The Neptune liquid cooling system works as a dry cooler, similar to an automotive radiator with liquid flowing through the coils inside a supercomputer, which interacts with the ambient air to keep the water and the system cool. This method automatically erases the 30% and 40% power expenditure it takes to cool systems when data processing.
“For those dry coolers to operate, you just need a temperature difference between the water and the ambient air outside. So when the air is cooler than the water exiting, then the act of blowing air over those coils, the heat will naturally be dissipated from the water and go to the universe to then be cool. And then return the water, more importantly back to the end that water temperature that we require for these services,” Lenovo Thermal Engineer, Scott Holland said.
This is where Lenovo’s liquid cooling system steps in as a two-fold benefit of helping organizations maintain or even increase their performance with water while having the source be an efficient byproduct that can be used elsewhere.
“You get up to a point where you’ve got cool water coming in. You discharge warm water going out. The benefit to having warm water coming out of the system as opposed to warm air is it’s really, really difficult to contain warm air. Warm water is contained. I can do something with it. I can send that to some other place within my campus,” Moakley said.
Lenovo has collaborated with a multitude of organizations globally on water recycling such as heating pools and heating buildings. Its partners include Harvard University, Yale University, Max Planck Institutes, Barcelona Supercomputing Center, National Computational Infrastructure, and the Indian Space Research Organization, among others.
With data center power having almost quadrupled in the last decade and expected to quadruple again by the end of the decade, it is likely even more organizations will soon be interested in alternative cooling methods.
With e-waste growing beyond the massive problem that it already is, all of these advances might feel like baby steps.
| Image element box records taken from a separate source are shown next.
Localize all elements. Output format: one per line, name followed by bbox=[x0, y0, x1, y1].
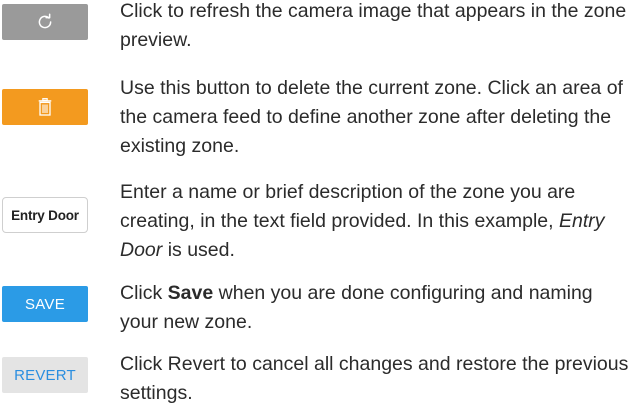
save-button[interactable]: SAVE bbox=[2, 286, 88, 322]
refresh-icon bbox=[36, 13, 54, 31]
row-delete: Use this button to delete the current zo… bbox=[0, 70, 637, 160]
refresh-description: Click to refresh the camera image that a… bbox=[120, 0, 627, 51]
delete-zone-button[interactable] bbox=[2, 89, 88, 125]
zone-name-description-pre: Enter a name or brief description of the… bbox=[120, 181, 576, 232]
refresh-button[interactable] bbox=[2, 4, 88, 40]
row-zone-name: Entry Door Enter a name or brief descrip… bbox=[0, 176, 637, 266]
trash-icon bbox=[38, 98, 52, 116]
row-refresh: Click to refresh the camera image that a… bbox=[0, 0, 637, 62]
delete-description: Use this button to delete the current zo… bbox=[120, 77, 623, 157]
revert-button[interactable]: REVERT bbox=[2, 357, 88, 393]
row-save: SAVE Click Save when you are done config… bbox=[0, 277, 637, 339]
save-description-strong: Save bbox=[167, 282, 214, 304]
row-revert: REVERT Click Revert to cancel all change… bbox=[0, 348, 637, 410]
save-description-pre: Click bbox=[120, 282, 168, 304]
save-description: Click Save when you are done configuring… bbox=[120, 279, 632, 337]
zone-name-description: Enter a name or brief description of the… bbox=[120, 178, 632, 265]
zone-name-field[interactable]: Entry Door bbox=[2, 197, 88, 233]
zone-name-description-post: is used. bbox=[162, 239, 235, 261]
revert-description: Click Revert to cancel all changes and r… bbox=[120, 353, 629, 404]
And in a lot of ways, they are. It’s crazy to think that with all the innovation we’ve experienced around technology the issue of sustainability remains so elusive. It seems that cheap, wasteful materials are so engrained into the fabric of how our technology works that ditching them would require a total reboot in how we think about tech.
Companies like Lenovo might not be able to abandon their current way of manufacturing laptops, but there’s no doubt in my mind — the issues of sustainability are no longer an afterthought. Processes are being reconsidered, experiments are being undertaken, and products are being reimagined. We’re a long way from the sustainability revolution, but the gears have begun to turn.